In contrast to the N127.1 billion (US$309m) recorded in the corresponding period of 2020, this represents a 0.07% increase, reports Nairametrics.
Sesame seeds, fermented cocoa beans, and cashew nuts led the list of top agro-food exports during the period under-review, jointly accounting for 66.5% of the total agric exports.
Top on the list is sesamum seeds with an estimated export value of N41.94 billion (US$102m), followed by cocoa beans fetching N35.49 billion (US$86.37m); cashew nuts earning N13.71 billion (US$33.3m); coconuts accounting for N8.66 billion (US$21m); and ginger valued at N5.57 billion (US$13m).
The other exports include: Sesame oil at N3.42 billion (US$8.4m); Palm nuts and kernels worth N2.75 billion (US$6.69m); Shea cake earning N1.79 billion (US$4.39m); Soya bean totalling N1.72 billion (US$4.19m) and Frozen shrimps and prawns at N1.29 billion (US$3.14m).

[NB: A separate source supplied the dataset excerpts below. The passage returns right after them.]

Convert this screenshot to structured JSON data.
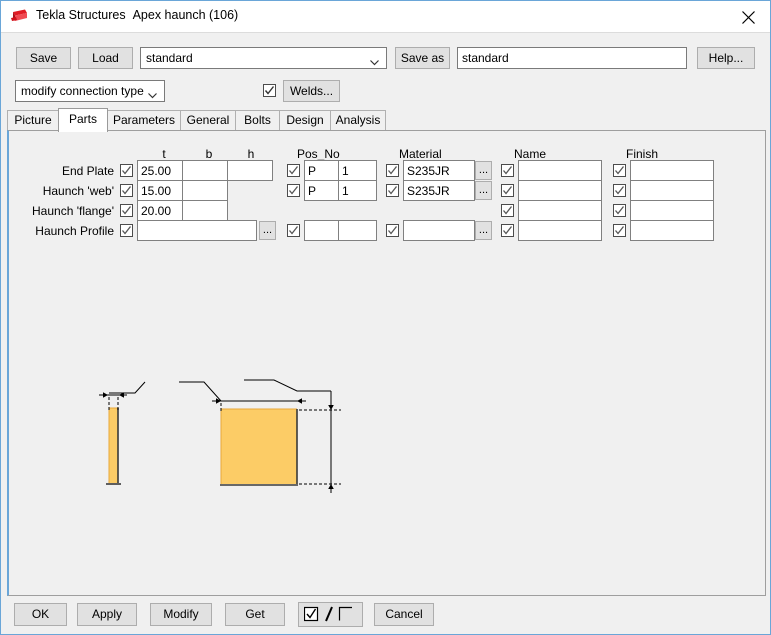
{
  "window": {
    "app_name": "Tekla Structures",
    "document_title": "Apex haunch (106)",
    "icon": "tekla-logo-icon",
    "close_icon": "close-icon"
  },
  "toolbar": {
    "save_label": "Save",
    "load_label": "Load",
    "attribute_combo_value": "standard",
    "save_as_label": "Save as",
    "save_as_value": "standard",
    "help_label": "Help...",
    "connection_type_combo_value": "modify connection type",
    "welds_checkbox_checked": true,
    "welds_label": "Welds..."
  },
  "tabs": [
    {
      "label": "Picture",
      "active": false
    },
    {
      "label": "Parts",
      "active": true
    },
    {
      "label": "Parameters",
      "active": false
    },
    {
      "label": "General",
      "active": false
    },
    {
      "label": "Bolts",
      "active": false
    },
    {
      "label": "Design",
      "active": false
    },
    {
      "label": "Analysis",
      "active": false
    }
  ],
  "parts_form": {
    "headers": {
      "t": "t",
      "b": "b",
      "h": "h",
      "pos_no": "Pos_No",
      "material": "Material",
      "name": "Name",
      "finish": "Finish"
    },
    "rows": [
      {
        "label": "End Plate",
        "dim_checked": true,
        "t": "25.00",
        "b": "",
        "h": "",
        "pos_checked": true,
        "pos_prefix": "P",
        "pos_number": "1",
        "material_checked": true,
        "material": "S235JR",
        "name_checked": true,
        "name": "",
        "finish_checked": true,
        "finish": ""
      },
      {
        "label": "Haunch 'web'",
        "dim_checked": true,
        "t": "15.00",
        "b": "",
        "h": null,
        "pos_checked": true,
        "pos_prefix": "P",
        "pos_number": "1",
        "material_checked": true,
        "material": "S235JR",
        "name_checked": true,
        "name": "",
        "finish_checked": true,
        "finish": ""
      },
      {
        "label": "Haunch 'flange'",
        "dim_checked": true,
        "t": "20.00",
        "b": "",
        "h": null,
        "pos_checked": null,
        "pos_prefix": null,
        "pos_number": null,
        "material_checked": null,
        "material": null,
        "name_checked": true,
        "name": "",
        "finish_checked": true,
        "finish": ""
      },
      {
        "label": "Haunch Profile",
        "dim_checked": true,
        "profile_value": "",
        "profile_browse_label": "...",
        "pos_checked": true,
        "pos_prefix": "",
        "pos_number": "",
        "material_checked": true,
        "material": "",
        "material_browse_label": "...",
        "name_checked": true,
        "name": "",
        "finish_checked": true,
        "finish": ""
      }
    ]
  },
  "diagram": {
    "name": "apex-haunch-preview",
    "part_fill_color": "#FCCC66",
    "part_edge_color": "#E8A83A",
    "line_color": "#000000"
  },
  "bottom_bar": {
    "ok_label": "OK",
    "apply_label": "Apply",
    "modify_label": "Modify",
    "get_label": "Get",
    "toggle_label": "/",
    "cancel_label": "Cancel"
  }
}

The leading destinations for the Nigerian exports included: China, Japan, Turkey, The Netherlands, Malaysia, United States, Vietnam and India
Agriculture imports rise by a larger margin
As exports increased in the first quarter, importation of agricultural items also surged by 140.5% year-on-year, and an 18.4% increase quarter-on-quarter to N630.2 billion (US$1.5 billion)
The leading commodity imported in the country was Wheat worth N258.3 billion (US$628m) from Lithuania, Latvia and Canada.
Edible mixtures or preparation of animal, worth N82.86billion (US$201.6m), was imported from Denmark and herrings were purchased from Russia (N15.8billion) (US$38.45m) and Netherlands (N14billion) (US$34m).
From the statistics, import value grew by a larger margin as compared to the exports, indicating that the country is yet to solidify its position in the world in terms of food production both for local consumption and export.
Growth of the agriculture sector in the country has been significantly impeded by production hurdles with the Food and Agricultural Organisation of the United Nations, indicating that over the past 20 years, value-added per capita in the industry has risen by less than 1% annually.
It is also estimated that Nigeria has lost about US$10 billion (US$24m) in annual export opportunities from groundnut, palm oil, cocoa, and cotton alone as a result of the decline in the production of these commodities.
A PWC report identified poor transport infrastructure and services (road and rail), particularly in the rural areas as a significant cause of the current state of the agriculture and agribusiness sector.
Adequate processing and storage system for these agro products is also a major problem affecting the agricultural value chain, with farmers losing about 40% of their yields to poor storage facilities.
The total value of trade in agricultural goods in Q1 2021 stood at N757.4 billion (US$1.84 billion).